Economy, Domestic Economy

Cash Subsidy: Another Roadblock

The annual bill for the cash subsidy scheme is a whopping $12 billion that has become prohibitive for the treasury mainly due to the plummeting price of oil in international markets.
The annual bill for the cash subsidy scheme is a whopping $12 billion that has become prohibitive for the treasury mainly due to the plummeting price of oil in international markets.

A parliamentary move obliging the government to eliminate the top three deciles of the population from the cash subsidy list would be an exercise in futility, experts and academia say.

Jamshid Pajuyan is of the opinion that “The current manner of identifying those not deserving cash subsidy is not precise. A database that includes all financial aspects should be created to allow for correct classification” of Iranians in need of the monthly payments.

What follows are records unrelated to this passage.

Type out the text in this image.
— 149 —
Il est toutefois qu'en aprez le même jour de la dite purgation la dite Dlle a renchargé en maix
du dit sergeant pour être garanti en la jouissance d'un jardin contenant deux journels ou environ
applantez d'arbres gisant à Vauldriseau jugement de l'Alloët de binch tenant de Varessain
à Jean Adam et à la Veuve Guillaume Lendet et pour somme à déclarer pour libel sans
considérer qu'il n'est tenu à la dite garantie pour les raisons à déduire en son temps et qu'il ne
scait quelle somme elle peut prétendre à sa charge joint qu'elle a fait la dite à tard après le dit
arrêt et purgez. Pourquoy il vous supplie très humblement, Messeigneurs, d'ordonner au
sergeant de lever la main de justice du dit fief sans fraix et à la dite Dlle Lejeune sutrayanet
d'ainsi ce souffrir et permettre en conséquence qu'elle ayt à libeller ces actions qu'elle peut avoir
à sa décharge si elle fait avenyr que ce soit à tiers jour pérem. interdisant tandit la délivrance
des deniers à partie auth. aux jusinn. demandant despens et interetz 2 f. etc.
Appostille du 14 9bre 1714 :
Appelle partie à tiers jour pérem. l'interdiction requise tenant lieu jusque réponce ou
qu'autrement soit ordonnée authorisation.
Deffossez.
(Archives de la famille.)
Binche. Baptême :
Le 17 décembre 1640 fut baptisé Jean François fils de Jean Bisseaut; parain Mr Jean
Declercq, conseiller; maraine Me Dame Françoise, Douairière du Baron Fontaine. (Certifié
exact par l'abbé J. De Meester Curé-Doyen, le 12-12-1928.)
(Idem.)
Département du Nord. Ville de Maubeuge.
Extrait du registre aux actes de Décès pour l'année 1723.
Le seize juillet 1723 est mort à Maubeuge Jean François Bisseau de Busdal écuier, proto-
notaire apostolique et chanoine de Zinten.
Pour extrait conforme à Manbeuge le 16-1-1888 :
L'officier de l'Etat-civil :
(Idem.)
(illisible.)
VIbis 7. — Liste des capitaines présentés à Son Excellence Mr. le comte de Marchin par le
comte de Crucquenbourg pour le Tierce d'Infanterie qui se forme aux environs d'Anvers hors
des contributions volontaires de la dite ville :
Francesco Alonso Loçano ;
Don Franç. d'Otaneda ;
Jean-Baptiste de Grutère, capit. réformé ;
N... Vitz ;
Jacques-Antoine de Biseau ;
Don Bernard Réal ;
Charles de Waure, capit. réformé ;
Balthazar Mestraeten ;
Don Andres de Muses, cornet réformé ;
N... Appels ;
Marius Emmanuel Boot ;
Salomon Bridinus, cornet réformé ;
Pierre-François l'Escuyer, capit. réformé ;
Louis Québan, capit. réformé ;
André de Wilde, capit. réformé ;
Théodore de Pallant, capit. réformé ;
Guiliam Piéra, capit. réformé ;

Last week the Majlis established that the top three deciles of the population would be removed from the long list of cash subsidies despite objections from the government. Those found ineligible for the monthly payment include: businessmen, lawmakers, judges, university teachers, government servants with an annual salary of over $11,250, members of company boards of directors, government inspectors and expatriate Iranians.

Mohammad Bagher Nobakht, the head of the newly-founded Planning and Budget Organization and government spokesman has said, “Eliminating the top three deciles from the cash subsidy list doesn’t comprise of 24 million people and cannot be executed.  It would barely remove 7.5 million people.”

The Persian-language news website Fararu put a key question to Pajuyan: Is this Majlis measure, to remove the top three deciles of the population and those who annually make more than 350 million rials, feasible?  

  Confounding Move

In response, the economic expert and university teacher said, “In my opinion, in this case the government is right. With all due respects to the parliament, they (lawmakers) sometimes come up with measures that are rather confounding.”

Criticizing the Majlis call, he said it simply cannot be implemented. “In this country there are people under the radar, the government doesn’t have the slightest idea about what they are doing or their professions. Then there are those who in less than half an hour or in one deal pocket billions. This is while the Majlis wants to remove judges and faculty members, who contribute the most to value-added in our society, from the subsidy list.”

Even though the targeted population may have a higher income, it may well be that they never applied for the cash subsidy in the first place. Therefore this identification is not accurate, the government spokesman said.

Elaborating the point, he said it may be that these people have high incomes and not need the subsidy, but there are much larger groups with significantly higher income the government cannot delete from the subsidy list because it has no information about them and cannot find them.

When asked if these categories apply for subsidy, Pajuyan said, “Of course, they seem to appear needy only to deceive the government from their true income and not pay tax.”

  Monumental Cost

Hadi Haghshenas, an economic expert and a former MP told the website, “Can we really presume that all physicians and businesspeople make more than $11,250 a year? Can we also say that those making more than this are in the top three deciles? It seems such information is riddled with holes.”

He concurred that the government is apparently short on financial resources and is finding it hard to pay the monumental subsidy bill every month.

According to official data, almost 74 million people receive 450,000 rials ($13) per month/per person in cash subsidy. The annual bill only for this controversial scheme is a whopping $12 billion that has become prohibitive for the treasury mainly due to the plummeting price of oil in international markets.

Haghshenas said the former government had failed to efficiently implement the cash subsidy scheme after launching it in December 2010. “As per law, 50% of the income from the targeted subsidy scheme was to be given to the people. However the government gave away the full 100%!”

According to Haghshenas, there are 20 million families in Iran, with an average of about 4 members per family. “In other words, the top three deciles would include six million families. Do these 6 million families really belong to this category?”

He is of the opinion that identifying 6 million people making over $11,250 p.a. is at best not possible. “This is because the government is capable of only identifying those who declare their wages (income) and have administrative or financial links to the government.”

One critical point both the above experts apparently missed has been raised by other respected economists and social scientists. They insist that the government can and should pinpoint the households really in need instead of wasting time and energy on navigating the “hidden” wealthy and undeserving of the cash payments.

The government must solicit relevant information and data from the Social Security Organization, the State Welfare Organization and the Imam Khomeini Relief Committee to determine the households at the low-end of the economic ladder and readjust the prohibitive and unsustainable subsidy program, the experts have said.